Ein Jahr ist seit der Flutkatastrophe vergangen. Ein Jahr erst.

In der Nacht vom 14. auf den 15. Juli 2021 regnete es über Teilen von Nordrhein-Westfalen und Rheinland-Pfalz, so wie es in den Tagen zuvor geregnet hatte. An den Bächen stiegen die Pegel, Flüsse traten über die Ufer, aus Mosel, Erft, Ahr wurden Ströme. Hubschrauber kreisten über die Dörfer und retteten Menschen mit Seilwinden von den Dächern ihrer Häuser.

184 Menschen starben in der Nacht.
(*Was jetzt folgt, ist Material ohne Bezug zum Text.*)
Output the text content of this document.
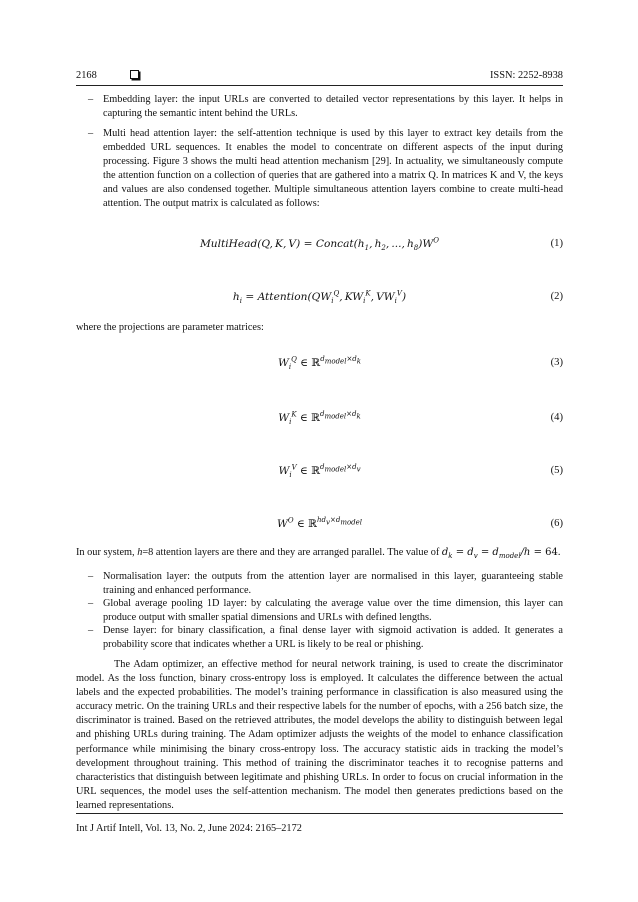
2168	ISSN: 2252-8938
– Embedding layer: the input URLs are converted to detailed vector representations by this layer. It helps in capturing the semantic intent behind the URLs.
– Multi head attention layer: the self-attention technique is used by this layer to extract key details from the embedded URL sequences. It enables the model to concentrate on different aspects of the input during processing. Figure 3 shows the multi head attention mechanism [29]. In actuality, we simultaneously compute the attention function on a collection of queries that are gathered into a matrix Q. In matrices K and V, the keys and values are also condensed together. Multiple simultaneous attention layers combine to create multi-head attention. The output matrix is calculated as follows:
MultiHead(Q, K, $V) = Concat(h_1$, $h_2$, ..., $h_8)W^O$	(1)
$h_i$ = $Attention(QW_i^Q$, $KW_i^K$, $VW_i^V$)	(2)
where the projections are parameter matrices:
$W_i^Q$ ∈ ℝ$^{d_{model}\times d_k}$	(3)
$W_i^K$ ∈ ℝ$^{d_{model}\times d_k}$	(4)
$W_i^V$ ∈ ℝ$^{d_{model}\times d_v}$	(5)
$W^O$ ∈ ℝ$^{hd_v\times d_{model}}$	(6)
In our system, h=8 attention layers are there and they are arranged parallel. The value of $d_k = d_v = d_{model}/h = 64$.
– Normalisation layer: the outputs from the attention layer are normalised in this layer, guaranteeing stable training and enhanced performance.
– Global average pooling 1D layer: by calculating the average value over the time dimension, this layer can produce output with smaller spatial dimensions and URLs with defined lengths.
– Dense layer: for binary classification, a final dense layer with sigmoid activation is added. It generates a probability score that indicates whether a URL is likely to be real or phishing.
The Adam optimizer, an effective method for neural network training, is used to create the discriminator model. As the loss function, binary cross-entropy loss is employed. It calculates the difference between the actual labels and the expected probabilities. The model’s training performance in classification is also measured using the accuracy metric. On the training URLs and their respective labels for the number of epochs, with a 256 batch size, the discriminator is trained. Based on the retrieved attributes, the model develops the ability to distinguish between legal and phishing URLs during training. The Adam optimizer adjusts the weights of the model to enhance classification performance while minimising the binary cross-entropy loss. The accuracy statistic aids in tracking the model’s development throughout training. This method of training the discriminator teaches it to recognise patterns and characteristics that distinguish between legitimate and phishing URLs. In order to focus on crucial information in the URL sequences, the model uses the self-attention mechanism. The model then generates predictions based on the learned representations.
Int J Artif Intell, Vol. 13, No. 2, June 2024: 2165–2172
Hunderte wurden verletzt, Tausende traumatisiert.

An diesem Donnerstag wollen die beiden Länder erinnern an die Katastrophe, sie wollen zurückschauen, vor allem aber nach vorne. Schon am Mittag war Bundespräsident Frank-Walter Steinmeier in Altenahr und hatte den Besitzer eines Weinlokals getroffen. Dessen Vater war in der Nacht ertrunken, 83 Jahre alt, er hat nicht nur wiederaufgebaut, er hat auch 99 Weinstöcke gepflanzt für die Helferinnen und Helfer. Die Reben müssen noch gestützt werden, geschützt werden, aber sie wachsen. Am Abend fuhr der Bundespräsident weiter nach Euskirchen, wo er gemeinsam mit dem nordrhein-westfälischen Ministerpräsidenten Hendrik Wüst (CDU) an die Toten erinnerte. "Es ist ein Tag, an dem der Schmerz wieder kaum zu ertragen ist." Es werde noch Jahre dauern, bis die Zerstörungen ganz beseitigt seien.
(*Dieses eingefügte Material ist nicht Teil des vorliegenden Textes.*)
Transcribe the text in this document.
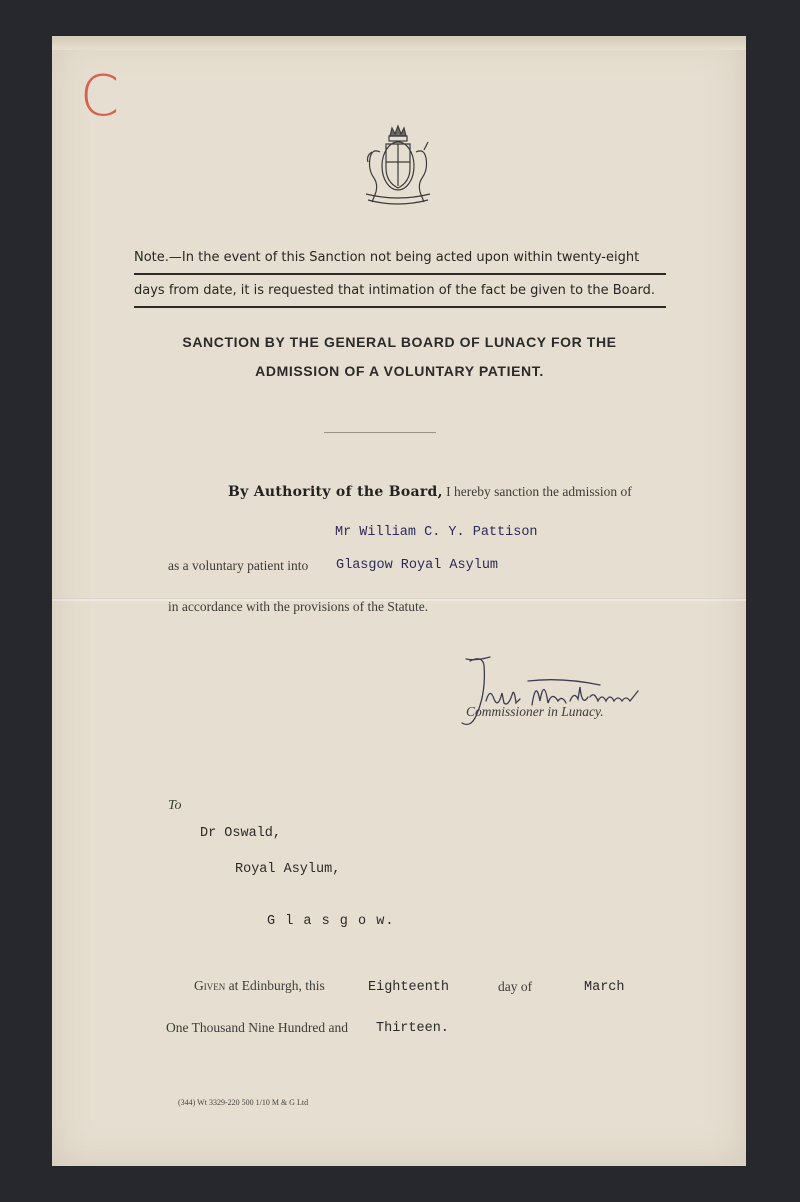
C
Note.—In the event of this Sanction not being acted upon within twenty-eight
days from date, it is requested that intimation of the fact be given to the Board.
SANCTION BY THE GENERAL BOARD OF LUNACY FOR THE
ADMISSION OF A VOLUNTARY PATIENT.
By Authority of the Board, I hereby sanction the admission of
Mr William C. Y. Pattison
as a voluntary patient into Glasgow Royal Asylum
in accordance with the provisions of the Statute.
Commissioner in Lunacy.
To
Dr Oswald,
Royal Asylum,
G l a s g o w.
Given at Edinburgh, this	Eighteenth	day of	March
One Thousand Nine Hundred and Thirteen.
(344) Wt 3329-220 500 1/10 M & G Ltd
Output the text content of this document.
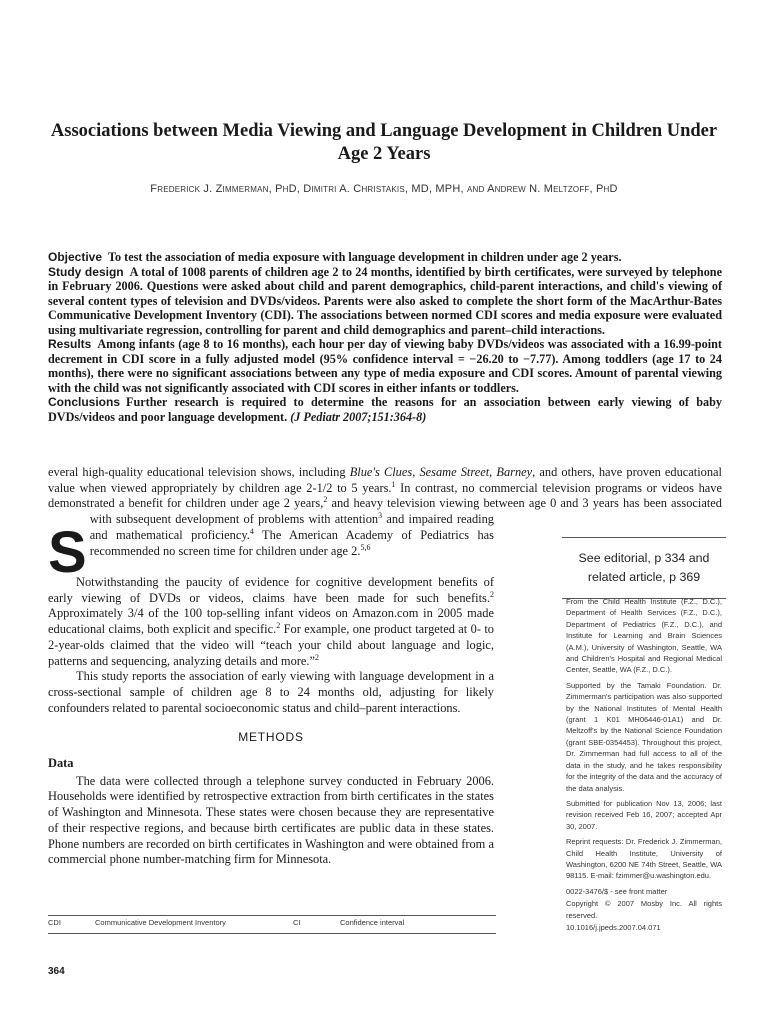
Associations between Media Viewing and Language Development in Children Under Age 2 Years
Frederick J. Zimmerman, PhD, Dimitri A. Christakis, MD, MPH, and Andrew N. Meltzoff, PhD

Objective To test the association of media exposure with language development in children under age 2 years.

Study design A total of 1008 parents of children age 2 to 24 months, identified by birth certificates, were surveyed by telephone in February 2006. Questions were asked about child and parent demographics, child-parent interactions, and child's viewing of several content types of television and DVDs/videos. Parents were also asked to complete the short form of the MacArthur-Bates Communicative Development Inventory (CDI). The associations between normed CDI scores and media exposure were evaluated using multivariate regression, controlling for parent and child demographics and parent–child interactions.

Results Among infants (age 8 to 16 months), each hour per day of viewing baby DVDs/videos was associated with a 16.99-point decrement in CDI score in a fully adjusted model (95% confidence interval = −26.20 to −7.77). Among toddlers (age 17 to 24 months), there were no significant associations between any type of media exposure and CDI scores. Amount of parental viewing with the child was not significantly associated with CDI scores in either infants or toddlers.

Conclusions Further research is required to determine the reasons for an association between early viewing of baby DVDs/videos and poor language development. (J Pediatr 2007;151:364-8)

S
everal high-quality educational television shows, including Blue's Clues, Sesame Street, Barney, and others, have proven educational value when viewed appropriately by children age 2-1/2 to 5 years.$^1$ In contrast, no commercial television programs or videos have demonstrated a benefit for children under age 2 years,$^2$ and heavy television viewing between age 0 and 3 years has been associated with subsequent development of problems with attention$^3$ and impaired reading and mathematical proficiency.$^4$ The American Academy of Pediatrics has recommended no screen time for children under age 2.$^{5,6}$

Notwithstanding the paucity of evidence for cognitive development benefits of early viewing of DVDs or videos, claims have been made for such benefits.$^2$ Approximately 3/4 of the 100 top-selling infant videos on Amazon.com in 2005 made educational claims, both explicit and specific.$^2$ For example, one product targeted at 0- to 2-year-olds claimed that the video will “teach your child about language and logic, patterns and sequencing, analyzing details and more.”$^2$

This study reports the association of early viewing with language development in a cross-sectional sample of children age 8 to 24 months old, adjusting for likely confounders related to parental socioeconomic status and child–parent interactions.

METHODS
Data

The data were collected through a telephone survey conducted in February 2006. Households were identified by retrospective extraction from birth certificates in the states of Washington and Minnesota. These states were chosen because they are representative of their respective regions, and because birth certificates are public data in these states. Phone numbers are recorded on birth certificates in Washington and were obtained from a commercial phone number-matching firm for Minnesota.

See editorial, p 334 and related article, p 369

From the Child Health Institute (F.Z., D.C.), Department of Health Services (F.Z., D.C.), Department of Pediatrics (F.Z., D.C.), and Institute for Learning and Brain Sciences (A.M.), University of Washington, Seattle, WA and Children's Hospital and Regional Medical Center, Seattle, WA (F.Z., D.C.).

Supported by the Tamaki Foundation. Dr. Zimmerman's participation was also supported by the National Institutes of Mental Health (grant 1 K01 MH06446-01A1) and Dr. Meltzoff's by the National Science Foundation (grant SBE-0354453). Throughout this project, Dr. Zimmerman had full access to all of the data in the study, and he takes responsibility for the integrity of the data and the accuracy of the data analysis.

Submitted for publication Nov 13, 2006; last revision received Feb 16, 2007; accepted Apr 30, 2007.

Reprint requests: Dr. Frederick J. Zimmerman, Child Health Institute, University of Washington, 6200 NE 74th Street, Seattle, WA 98115. E-mail: fzimmer@u.washington.edu.

0022-3476/$ - see front matter

Copyright © 2007 Mosby Inc. All rights reserved.

10.1016/j.jpeds.2007.04.071

CDI	Communicative Development Inventory	CI	Confidence interval
364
Flutkatastrophe: Die Kolonne des Bundespräsidenten passiert beim Besuch an der Ahr ein zerstörtes Hotel.

Die Kolonne des Bundespräsidenten passiert beim Besuch an der Ahr ein zerstörtes Hotel.

(Foto: Thomas Frey/dpa)

Zur gleichen Zeit erinnerten im Kurpark in Bad Neuenahr-Ahrweiler, ein paar Meter entfernt von der Ahr, ein paar Meter entfernt von Häusern, die mit Planen verhangen sind und mit Bauzäunen umstellt, nicht nur Betroffene an die Flutkatastrophe. Bundeskanzler Olaf Scholz (SPD) war gekommen, Ministerpräsidentin Malu Dreyer (SPD) auch.
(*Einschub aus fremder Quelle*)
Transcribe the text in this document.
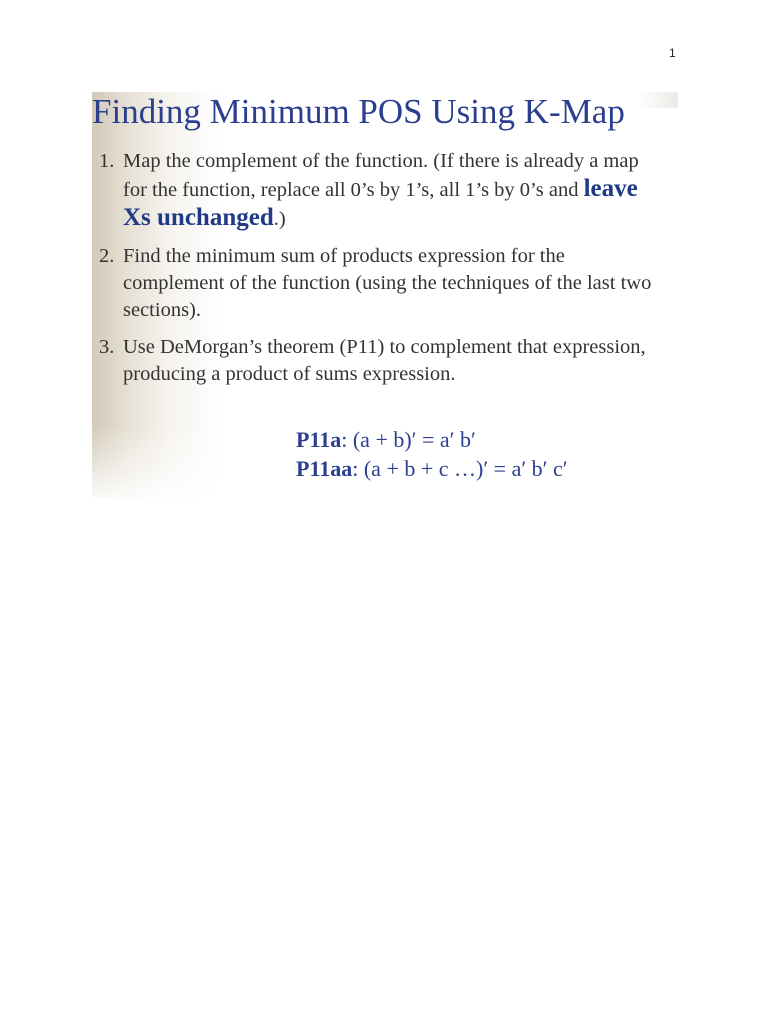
1
Finding Minimum POS Using K-Map
1. Map the complement of the function. (If there is already a map for the function, replace all 0’s by 1’s, all 1’s by 0’s and leave Xs unchanged.)
2. Find the minimum sum of products expression for the complement of the function (using the techniques of the last two sections).
3. Use DeMorgan’s theorem (P11) to complement that expression, producing a product of sums expression.
P11a: (a + b)′ = a′ b′
P11aa: (a + b + c …)′ = a′ b′ c′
134 Tote, 9000 beschädigte oder zerstörte Häuser

In ihrer Rede sagte Dreyer, sie könne verstehen, dass es den Menschen nicht schnell genug gehe. Erst vor ein paar Wochen hatten 200 Betroffene in Mainz demonstriert, weil sie auf Wiederaufbauhilfe warten, auf Gutachter, Handwerker, Material. Dreyer sagte, sie arbeite hart daran, dass der Wiederaufbau gelinge. Allein hier im Ahrtal sind 42000 Menschen von der Flut betroffen, 9000 Häuser zerstört oder beschädigt. 134 Menschen sind gestorben. Die Verantwortung bestehe jetzt darin, "alles zu überprüfen und Schlüsse zu ziehen, um Extremwetterereignissen besser begegnen zu können".

Nur, welche?

Die politische Aufarbeitung der Flutkatastrophe steht noch am Anfang, vor allem in Rheinland-Pfalz. Dort ermittelt die Staatsanwaltschaft Koblenz gegen den ehemaligen Landrat des Landkreises Ahrweiler, Jürgen Pföhler (CDU), und ein weiteres Mitglied des Krisenstabs. Der Verdacht: fahrlässige Tötung durch Unterlassen. Die beiden sollen die Menschen zu spät gewarnt haben. Erst gegen 23.09 Uhr wurde der Katastrophenfall ausgelöst und evakuiert, da waren an der oberen Ahr schon Häuser zusammengebrochen.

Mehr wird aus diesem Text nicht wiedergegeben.